Archive for October, 2008

Coming Up With Your Downpayment

Wednesday, October 8th, 2008


Image Source: kindnessofstrangerstravel.com

One of the factors that lending institutions look at is how much downpayment can a buyer make. A downpayment is a borrower’s “goodwill money” and a sign of his intent to make good on a loan and a lender’s assurance to lessen the risk in case the borrower defaults on his monthly payments. The bigger the downpayment, the bigger the chances of getting a higher loan amount or a lower monthly amortization. Generally, borrowers do not have big amounts of cash on hand to be given as downpayment. However, they do have other sources of funds aside from their own savings. It could be from family, friends, relatives, money from sales of stocks or bonds or a qualified co-maker.
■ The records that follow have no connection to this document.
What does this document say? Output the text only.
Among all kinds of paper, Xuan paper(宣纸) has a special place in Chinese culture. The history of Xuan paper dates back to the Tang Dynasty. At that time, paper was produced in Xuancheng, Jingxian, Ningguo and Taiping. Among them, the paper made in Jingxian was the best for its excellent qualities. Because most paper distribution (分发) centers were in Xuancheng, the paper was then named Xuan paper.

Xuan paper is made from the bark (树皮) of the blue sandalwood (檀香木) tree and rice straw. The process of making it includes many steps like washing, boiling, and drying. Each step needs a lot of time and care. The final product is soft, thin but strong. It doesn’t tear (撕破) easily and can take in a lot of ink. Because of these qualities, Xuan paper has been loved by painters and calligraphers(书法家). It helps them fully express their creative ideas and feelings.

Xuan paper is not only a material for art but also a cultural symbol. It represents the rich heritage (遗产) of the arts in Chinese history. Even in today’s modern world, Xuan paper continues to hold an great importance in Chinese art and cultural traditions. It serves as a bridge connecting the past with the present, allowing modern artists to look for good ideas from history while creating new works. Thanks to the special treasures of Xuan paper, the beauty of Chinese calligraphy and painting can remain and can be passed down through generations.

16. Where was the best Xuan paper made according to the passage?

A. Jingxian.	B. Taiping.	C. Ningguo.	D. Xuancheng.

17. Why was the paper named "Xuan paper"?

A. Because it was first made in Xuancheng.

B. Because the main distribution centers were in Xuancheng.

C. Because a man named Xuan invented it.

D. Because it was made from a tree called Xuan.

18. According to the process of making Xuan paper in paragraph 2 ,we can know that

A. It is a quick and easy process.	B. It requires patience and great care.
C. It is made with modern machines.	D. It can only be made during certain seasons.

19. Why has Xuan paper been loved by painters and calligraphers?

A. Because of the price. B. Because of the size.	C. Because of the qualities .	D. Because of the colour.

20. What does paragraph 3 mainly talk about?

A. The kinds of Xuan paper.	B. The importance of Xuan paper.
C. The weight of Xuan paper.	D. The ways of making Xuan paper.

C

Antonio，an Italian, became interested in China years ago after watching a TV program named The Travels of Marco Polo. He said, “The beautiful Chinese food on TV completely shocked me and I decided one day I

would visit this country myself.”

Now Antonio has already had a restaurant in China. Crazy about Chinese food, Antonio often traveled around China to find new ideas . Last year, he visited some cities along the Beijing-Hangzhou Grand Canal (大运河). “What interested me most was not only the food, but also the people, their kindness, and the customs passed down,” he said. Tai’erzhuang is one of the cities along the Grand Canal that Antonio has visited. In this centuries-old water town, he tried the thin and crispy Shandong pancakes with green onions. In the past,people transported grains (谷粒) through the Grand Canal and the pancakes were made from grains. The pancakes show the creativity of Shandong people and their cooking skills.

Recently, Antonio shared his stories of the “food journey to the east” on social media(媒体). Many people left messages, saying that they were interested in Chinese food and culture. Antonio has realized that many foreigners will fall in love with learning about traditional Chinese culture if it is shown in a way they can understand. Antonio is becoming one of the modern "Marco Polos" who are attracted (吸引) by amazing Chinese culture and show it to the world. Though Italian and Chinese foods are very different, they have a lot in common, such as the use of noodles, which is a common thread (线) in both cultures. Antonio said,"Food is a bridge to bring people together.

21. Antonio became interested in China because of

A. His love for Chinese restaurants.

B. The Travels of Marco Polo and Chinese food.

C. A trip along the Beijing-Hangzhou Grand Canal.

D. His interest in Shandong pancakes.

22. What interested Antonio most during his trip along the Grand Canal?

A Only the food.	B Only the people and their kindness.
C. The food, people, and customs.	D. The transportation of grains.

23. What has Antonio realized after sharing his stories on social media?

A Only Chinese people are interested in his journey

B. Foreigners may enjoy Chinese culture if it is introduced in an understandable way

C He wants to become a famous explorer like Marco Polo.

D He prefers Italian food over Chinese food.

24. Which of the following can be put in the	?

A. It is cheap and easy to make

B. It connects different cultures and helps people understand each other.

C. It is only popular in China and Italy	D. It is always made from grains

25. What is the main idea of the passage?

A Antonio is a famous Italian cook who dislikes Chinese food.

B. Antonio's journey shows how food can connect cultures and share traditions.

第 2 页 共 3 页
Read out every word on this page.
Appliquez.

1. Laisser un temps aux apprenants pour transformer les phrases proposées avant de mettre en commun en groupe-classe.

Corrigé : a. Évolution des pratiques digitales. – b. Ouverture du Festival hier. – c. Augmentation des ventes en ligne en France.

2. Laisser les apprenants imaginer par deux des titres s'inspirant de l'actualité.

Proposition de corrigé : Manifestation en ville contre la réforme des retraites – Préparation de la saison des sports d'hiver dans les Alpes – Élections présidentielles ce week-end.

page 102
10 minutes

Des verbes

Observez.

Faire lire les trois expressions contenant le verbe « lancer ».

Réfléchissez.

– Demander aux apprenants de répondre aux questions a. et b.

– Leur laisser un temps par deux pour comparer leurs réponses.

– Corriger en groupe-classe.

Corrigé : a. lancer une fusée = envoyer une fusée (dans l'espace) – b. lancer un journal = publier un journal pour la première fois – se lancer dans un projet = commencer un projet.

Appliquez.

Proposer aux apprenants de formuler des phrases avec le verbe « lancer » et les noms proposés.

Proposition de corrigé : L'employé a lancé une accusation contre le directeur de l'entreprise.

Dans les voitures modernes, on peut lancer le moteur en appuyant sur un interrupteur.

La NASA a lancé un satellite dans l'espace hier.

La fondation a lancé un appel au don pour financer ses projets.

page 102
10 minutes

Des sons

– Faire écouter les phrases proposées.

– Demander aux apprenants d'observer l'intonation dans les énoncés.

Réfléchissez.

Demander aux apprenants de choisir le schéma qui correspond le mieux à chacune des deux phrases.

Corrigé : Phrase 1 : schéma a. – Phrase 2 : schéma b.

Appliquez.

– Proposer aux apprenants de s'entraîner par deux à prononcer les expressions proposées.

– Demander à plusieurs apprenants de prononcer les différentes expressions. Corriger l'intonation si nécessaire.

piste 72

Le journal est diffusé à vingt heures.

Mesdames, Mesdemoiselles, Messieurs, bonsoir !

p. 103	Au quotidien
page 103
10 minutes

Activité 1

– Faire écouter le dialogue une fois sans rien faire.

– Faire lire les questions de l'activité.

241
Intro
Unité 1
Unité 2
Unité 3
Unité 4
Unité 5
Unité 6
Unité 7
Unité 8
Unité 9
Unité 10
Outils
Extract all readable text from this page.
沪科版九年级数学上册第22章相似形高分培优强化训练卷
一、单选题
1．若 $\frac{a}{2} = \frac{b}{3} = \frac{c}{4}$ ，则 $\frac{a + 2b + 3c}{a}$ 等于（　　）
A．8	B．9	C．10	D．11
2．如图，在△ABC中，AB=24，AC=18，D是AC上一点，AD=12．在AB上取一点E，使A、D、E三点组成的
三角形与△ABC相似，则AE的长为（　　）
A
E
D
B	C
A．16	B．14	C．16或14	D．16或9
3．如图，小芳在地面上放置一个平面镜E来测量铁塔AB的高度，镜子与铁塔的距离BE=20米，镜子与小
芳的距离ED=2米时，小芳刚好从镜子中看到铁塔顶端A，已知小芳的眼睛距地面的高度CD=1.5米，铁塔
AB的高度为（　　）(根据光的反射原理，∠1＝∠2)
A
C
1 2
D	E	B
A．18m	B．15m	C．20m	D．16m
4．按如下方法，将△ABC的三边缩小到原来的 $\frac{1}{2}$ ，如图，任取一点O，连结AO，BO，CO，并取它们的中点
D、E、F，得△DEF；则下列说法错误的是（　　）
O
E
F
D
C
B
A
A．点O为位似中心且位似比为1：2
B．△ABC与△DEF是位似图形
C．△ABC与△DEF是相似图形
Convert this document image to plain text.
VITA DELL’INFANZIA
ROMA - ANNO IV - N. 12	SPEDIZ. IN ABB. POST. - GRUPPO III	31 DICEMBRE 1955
To accomodate buyers with a limited downpayment, lending institutions and other mortgage companies have come up with innovative solutions:

  • Zero downpayment loans. As the name implies, this loan does not require a downpayment. This is usually offered to first time buyers who can make the monthly amortizations but have no family , friends or relatives who can lend them the downpayment.
    The downside however is that the interest rates or the monthly amortizations are usually higher.
  • Rent to own loans. A buyer starts off as a renter with the option to buy the property any time during the term of the lease, at a price acceptable to the owner. In most cases, the rent amount you paid will be fully or partially applied as downpayment.

Subsidy programs are sometimes even offered by cities that are hoping to expand their communities.